ANNEALING AND CHEMICAL ABRASION CREATES NEW OPPORTUNITIES FOR U-Pb GEOCHRONOLOGY OF MAFIC AND SILICA-UNDERSATURATED ROCKS

The annealing and chemical abrasion technique developed by Dr. James Mattinson has transformed high-resolution geochronology of Earth systems dynamics. This transformation owes much to the improved accuracy and precision of the resulting U-Pb dates on zircon, but is also an outcome of a more subtle but equally profound ability to integrate textural, geochemical, and both low- and high-resolution geochronological information from the same crystals. Tandem in situ and isotope dilution analysis on the same zircon crystal was only made practicable with the advent of annealing and chemical abrasion of targeted crystal fragments.

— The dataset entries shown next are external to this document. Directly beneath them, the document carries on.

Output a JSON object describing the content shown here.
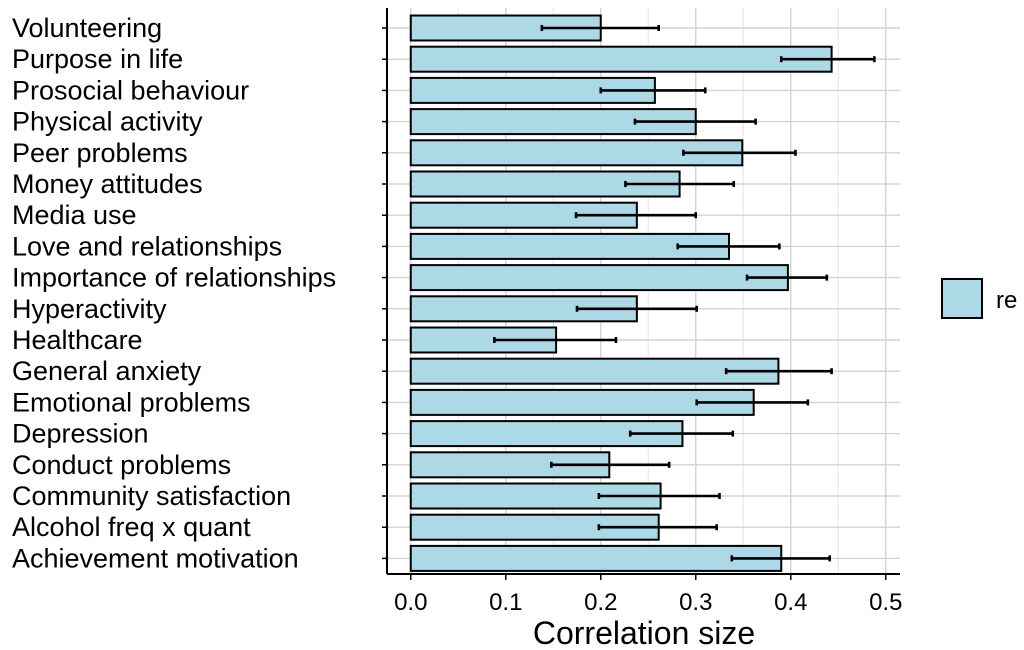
{
  "chart_data": {
    "type": "bar",
    "orientation": "horizontal",
    "categories": [
      "Volunteering",
      "Purpose in life",
      "Prosocial behaviour",
      "Physical activity",
      "Peer problems",
      "Money attitudes",
      "Media use",
      "Love and relationships",
      "Importance of relationships",
      "Hyperactivity",
      "Healthcare",
      "General anxiety",
      "Emotional problems",
      "Depression",
      "Conduct problems",
      "Community satisfaction",
      "Alcohol freq x quant",
      "Achievement motivation"
    ],
    "series": [
      {
        "name": "re",
        "color": "#add8e6",
        "values": [
          0.2,
          0.443,
          0.257,
          0.3,
          0.349,
          0.283,
          0.238,
          0.335,
          0.397,
          0.238,
          0.153,
          0.387,
          0.361,
          0.286,
          0.209,
          0.263,
          0.261,
          0.39
        ],
        "error_low": [
          0.138,
          0.39,
          0.2,
          0.236,
          0.287,
          0.226,
          0.174,
          0.281,
          0.354,
          0.175,
          0.088,
          0.332,
          0.301,
          0.231,
          0.148,
          0.198,
          0.198,
          0.338
        ],
        "error_high": [
          0.261,
          0.488,
          0.31,
          0.363,
          0.405,
          0.34,
          0.3,
          0.388,
          0.438,
          0.301,
          0.216,
          0.443,
          0.418,
          0.339,
          0.272,
          0.325,
          0.322,
          0.441
        ]
      }
    ],
    "xlabel": "Correlation size",
    "ylabel": "",
    "xlim": [
      -0.025,
      0.515
    ],
    "xticks": [
      0.0,
      0.1,
      0.2,
      0.3,
      0.4,
      0.5
    ],
    "xtick_labels": [
      "0.0",
      "0.1",
      "0.2",
      "0.3",
      "0.4",
      "0.5"
    ],
    "grid": true,
    "legend_position": "right"
  }
}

In this presentation we highlight another opportunity created by annealing and chemical abrasion, namely the extraction of the uncommon and often unfamiliar zircon crystals found in mafic and silica-undersaturated rocks. Localized zircon growth can occur in nominally zircon-undersaturated magmas in micro-environments around oxide minerals, in the most evolved residual melts of internal differentiation, or associated with crustal contamination of the host magmas. To overcome the low yield of traditional separation methods for these rare crystals often associated with more magnetic minerals, we have described and applied a technique of bulk annealing of water shaking table heavy mineral lags, followed by aggressive bulk chemical abrasion in aqua regia and hydrofluoric acid. This technique can consistently recover as little as a few zircon crystals per gram of sample, and preserves small and delicate crystals that would normally be trapped in ferromagnesian phases or otherwise lost in physical processing.

Carbonatites and associated alkaline rocks are another source of unusual zircon of unfamiliar morphology. We document the successful application of the bulk annealing and chemical abrasion method to extract zircon from carbonatitic tuffs of the Rukwa Rift, East Africa. This application also illustrates the power of the tandem in situ – isotope dilution U-Pb geochronology approach made possible by chemical abrasion. We document the extreme geochemical variability (including intermediate daughter product disequilibrium) in the zircon crystal load of carbonatites, and leverage this geochemical information for successful high-resolution dating of these tuffs.